Hope you like the article! Part-of-speech (POS) tagging in NLP is essential for understanding text structure. What is POS tagging? It labels words with grammatical categories, enhancing machine comprehension. What is part of speech tagging in NLP? It aids in disambiguation and improves algorithm accuracy. Overall, what is POS tagging in NLP? It’s a foundational technique for various applications.

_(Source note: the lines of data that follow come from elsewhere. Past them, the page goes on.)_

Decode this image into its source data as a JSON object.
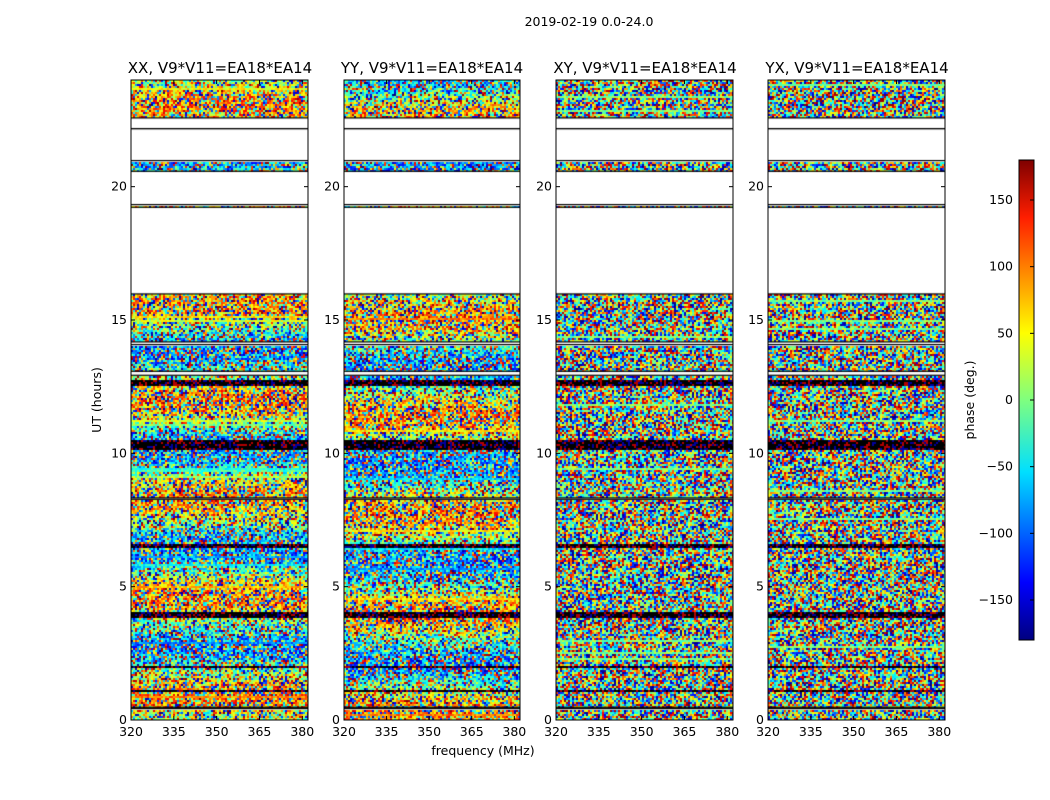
{
  "chart_data": {
    "type": "heatmap",
    "suptitle": "2019-02-19 0.0-24.0",
    "xlabel": "frequency (MHz)",
    "ylabel": "UT (hours)",
    "xlim": [
      320,
      382
    ],
    "ylim": [
      0,
      24
    ],
    "xticks": [
      320,
      335,
      350,
      365,
      380
    ],
    "yticks": [
      0,
      5,
      10,
      15,
      20
    ],
    "panels": [
      {
        "title": "XX, V9*V11=EA18*EA14",
        "polarization": "XX"
      },
      {
        "title": "YY, V9*V11=EA18*EA14",
        "polarization": "YY"
      },
      {
        "title": "XY, V9*V11=EA18*EA14",
        "polarization": "XY"
      },
      {
        "title": "YX, V9*V11=EA18*EA14",
        "polarization": "YX"
      }
    ],
    "colorbar": {
      "label": "phase (deg.)",
      "range": [
        -180,
        180
      ],
      "ticks": [
        -150,
        -100,
        -50,
        0,
        50,
        100,
        150
      ],
      "tick_labels": [
        "−150",
        "−100",
        "−50",
        "0",
        "50",
        "100",
        "150"
      ],
      "colormap": "jet"
    },
    "gaps_hours": [
      [
        22.2,
        22.6
      ],
      [
        21.0,
        22.2
      ],
      [
        16.0,
        19.25
      ],
      [
        19.35,
        20.6
      ],
      [
        14.1,
        14.2
      ],
      [
        12.95,
        13.1
      ],
      [
        0.45,
        0.5
      ],
      [
        8.3,
        8.35
      ]
    ],
    "dark_bands_hours": [
      [
        10.15,
        10.5
      ],
      [
        6.5,
        6.62
      ],
      [
        3.85,
        4.05
      ],
      [
        12.6,
        12.75
      ],
      [
        1.1,
        1.15
      ],
      [
        2.0,
        2.05
      ]
    ]
  }
}
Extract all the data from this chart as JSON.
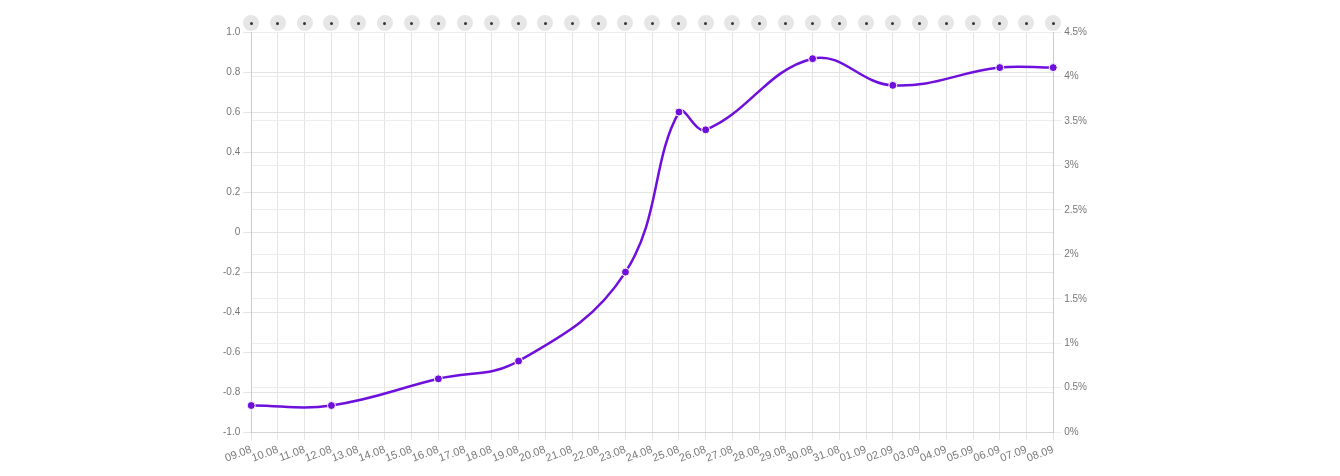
{
  "chart_data": {
    "type": "line",
    "categories": [
      "09.08",
      "10.08",
      "11.08",
      "12.08",
      "13.08",
      "14.08",
      "15.08",
      "16.08",
      "17.08",
      "18.08",
      "19.08",
      "20.08",
      "21.08",
      "22.08",
      "23.08",
      "24.08",
      "25.08",
      "26.08",
      "27.08",
      "28.08",
      "29.08",
      "30.08",
      "31.08",
      "01.09",
      "02.09",
      "03.09",
      "04.09",
      "05.09",
      "06.09",
      "07.09",
      "08.09"
    ],
    "series": [
      {
        "color": "#6f0fdc",
        "axis": "y2",
        "values": [
          0.3,
          null,
          null,
          0.3,
          null,
          null,
          null,
          0.6,
          null,
          null,
          0.8,
          null,
          null,
          null,
          1.8,
          null,
          3.6,
          3.4,
          null,
          null,
          null,
          4.2,
          null,
          null,
          3.9,
          null,
          null,
          null,
          4.1,
          null,
          4.1
        ]
      }
    ],
    "ylim": [
      -1,
      1
    ],
    "yticks": [
      {
        "value": -1,
        "label": "-1.0"
      },
      -0.8,
      -0.6,
      -0.4,
      -0.2,
      0,
      0.2,
      0.4,
      0.6,
      0.8,
      {
        "value": 1,
        "label": "1.0"
      }
    ],
    "y2lim": [
      0,
      4.5
    ],
    "y2ticks": [
      {
        "value": 0,
        "label": "0%"
      },
      {
        "value": 0.5,
        "label": "0.5%"
      },
      {
        "value": 1,
        "label": "1%"
      },
      {
        "value": 1.5,
        "label": "1.5%"
      },
      {
        "value": 2,
        "label": "2%"
      },
      {
        "value": 2.5,
        "label": "2.5%"
      },
      {
        "value": 3,
        "label": "3%"
      },
      {
        "value": 3.5,
        "label": "3.5%"
      },
      {
        "value": 4,
        "label": "4%"
      },
      {
        "value": 4.5,
        "label": "4.5%"
      }
    ],
    "grid": true,
    "legend": false,
    "marker": "circle",
    "line_style": "solid"
  }
}
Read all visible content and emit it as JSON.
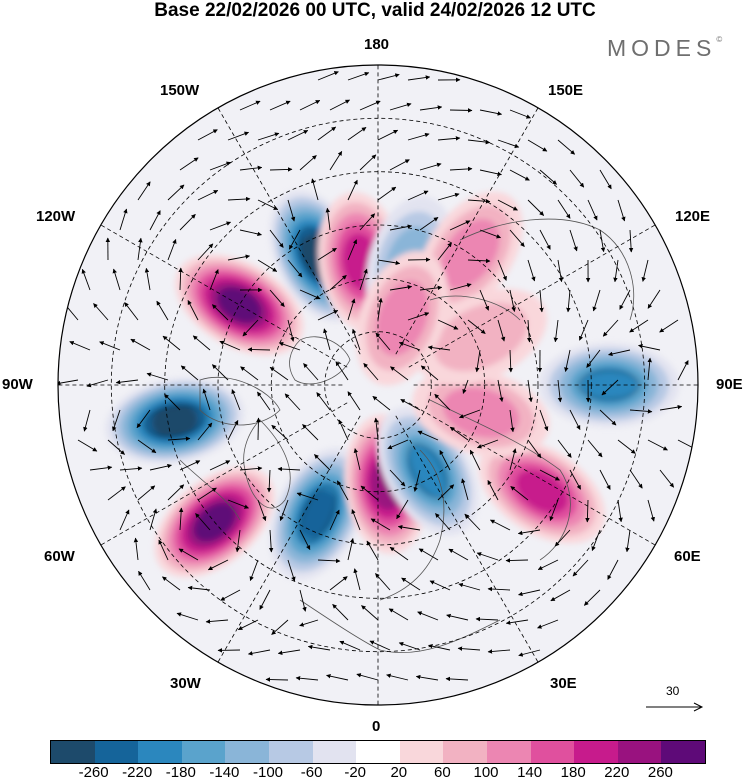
{
  "title": "Base 22/02/2026 00 UTC, valid 24/02/2026 12 UTC",
  "brand": "MODES",
  "brand_mark": "©",
  "longitude_labels": {
    "top": "180",
    "top_left": "150W",
    "top_right": "150E",
    "upper_left": "120W",
    "upper_right": "120E",
    "left": "90W",
    "right": "90E",
    "lower_left": "60W",
    "lower_right": "60E",
    "bottom_left": "30W",
    "bottom_right": "30E",
    "bottom": "0"
  },
  "reference_vector": {
    "value": "30"
  },
  "colorbar": {
    "colors": [
      "#1d4a6b",
      "#15649a",
      "#2b87be",
      "#5aa3cc",
      "#8ab5d8",
      "#b7c9e4",
      "#e2e3f0",
      "#ffffff",
      "#f9d7db",
      "#f2b2c2",
      "#ec86b2",
      "#e0509e",
      "#c71b8c",
      "#99127f",
      "#5e0a78"
    ],
    "tick_labels": [
      "-260",
      "-220",
      "-180",
      "-140",
      "-100",
      "-60",
      "-20",
      "20",
      "60",
      "100",
      "140",
      "180",
      "220",
      "260"
    ]
  },
  "anomaly_centers": [
    {
      "name": "blue-150w",
      "lon": -155,
      "lat": 50,
      "value": -260
    },
    {
      "name": "magenta-170w",
      "lon": -172,
      "lat": 55,
      "value": 180
    },
    {
      "name": "blue-170e",
      "lon": 165,
      "lat": 55,
      "value": -100
    },
    {
      "name": "pink-140e",
      "lon": 145,
      "lat": 45,
      "value": 100
    },
    {
      "name": "purple-120w",
      "lon": -120,
      "lat": 45,
      "value": 260
    },
    {
      "name": "blue-90e",
      "lon": 90,
      "lat": 25,
      "value": -180
    },
    {
      "name": "blue-90w",
      "lon": -80,
      "lat": 32,
      "value": -260
    },
    {
      "name": "purple-60w",
      "lon": -50,
      "lat": 30,
      "value": 260
    },
    {
      "name": "magenta-60e",
      "lon": 57,
      "lat": 35,
      "value": 180
    },
    {
      "name": "blue-30w",
      "lon": -25,
      "lat": 50,
      "value": -220
    },
    {
      "name": "magenta-10e",
      "lon": 5,
      "lat": 62,
      "value": 220
    },
    {
      "name": "blue-30e",
      "lon": 30,
      "lat": 62,
      "value": -180
    },
    {
      "name": "pink-80e",
      "lon": 75,
      "lat": 60,
      "value": 100
    },
    {
      "name": "pink-120e",
      "lon": 115,
      "lat": 58,
      "value": 60
    },
    {
      "name": "pink-160e",
      "lon": 160,
      "lat": 70,
      "value": 100
    }
  ]
}
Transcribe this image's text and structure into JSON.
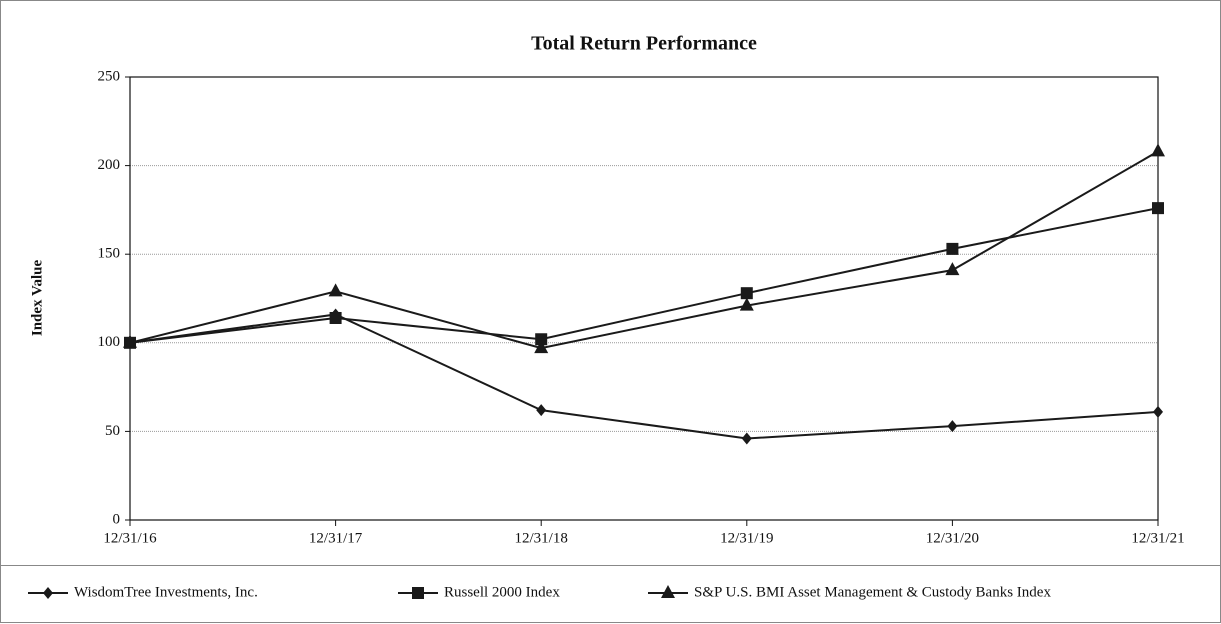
{
  "chart_data": {
    "type": "line",
    "title": "Total Return Performance",
    "y_label": "Index Value",
    "categories": [
      "12/31/16",
      "12/31/17",
      "12/31/18",
      "12/31/19",
      "12/31/20",
      "12/31/21"
    ],
    "series": [
      {
        "name": "WisdomTree Investments, Inc.",
        "color": "#1a1a1a",
        "marker": "diamond",
        "values": [
          100,
          116,
          62,
          46,
          53,
          61
        ]
      },
      {
        "name": "Russell 2000 Index",
        "color": "#1a1a1a",
        "marker": "square",
        "values": [
          100,
          114,
          102,
          128,
          153,
          176
        ]
      },
      {
        "name": "S&P U.S. BMI Asset Management & Custody Banks Index",
        "color": "#1a1a1a",
        "marker": "triangle",
        "values": [
          100,
          129,
          97,
          121,
          141,
          208
        ]
      }
    ],
    "ylim": [
      0,
      250
    ],
    "yticks": [
      0,
      50,
      100,
      150,
      200,
      250
    ],
    "grid": true
  }
}
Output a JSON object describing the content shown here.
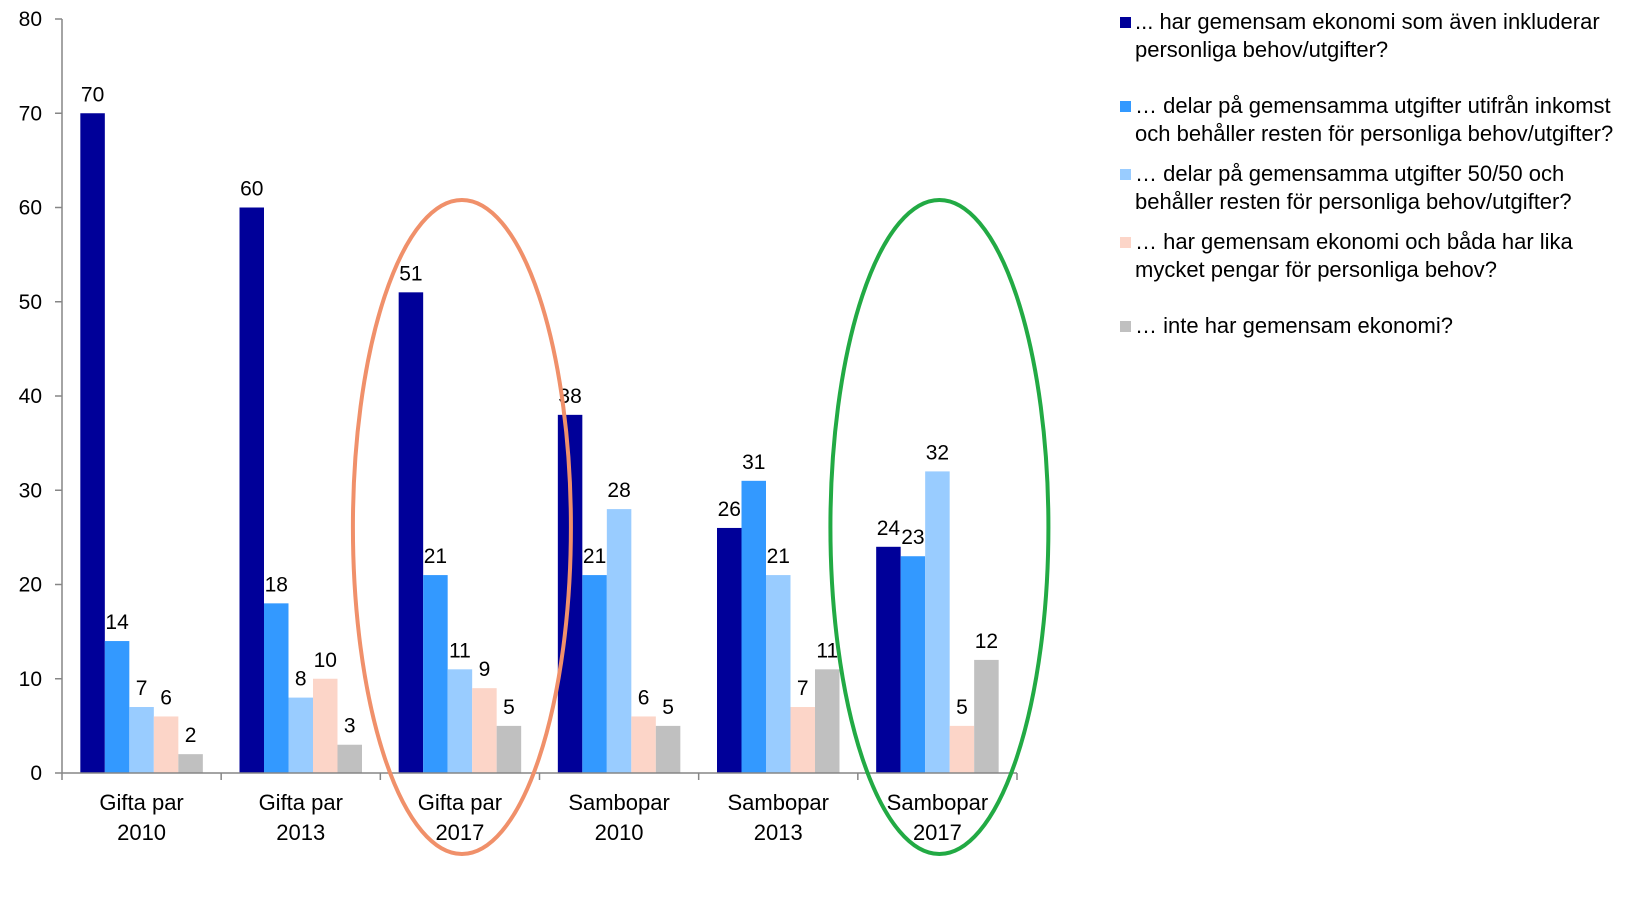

Also, Read More about Natural Langugae Processing Using Python
POS tagging assigns grammatical categories (tags) to words in a text. It helps machines understand language better and is used in tasks like translation, sentiment analysis, and information extraction.
POS tagging is crucial for NLP as it helps computers understand the grammatical structure and meaning of text. It’s used in tasks like syntactic analysis, semantic analysis, information extraction, machine translation, and text generation.
POS tagging is a process in NLP that assigns a grammatical category (e.g., noun, verb) to each word in a sentence. It uses various features and algorithms to achieve this, and has many applications in NLP tasks.
POS tagging is not language-independent. While there are some universal grammatical concepts, the specifics vary significantly across languages due to morphological differences, syntactic structures, lexical ambiguity, and tag sets. However, researchers are working on approaches like universal tag sets and transfer learning to make POS tagging more language-independent.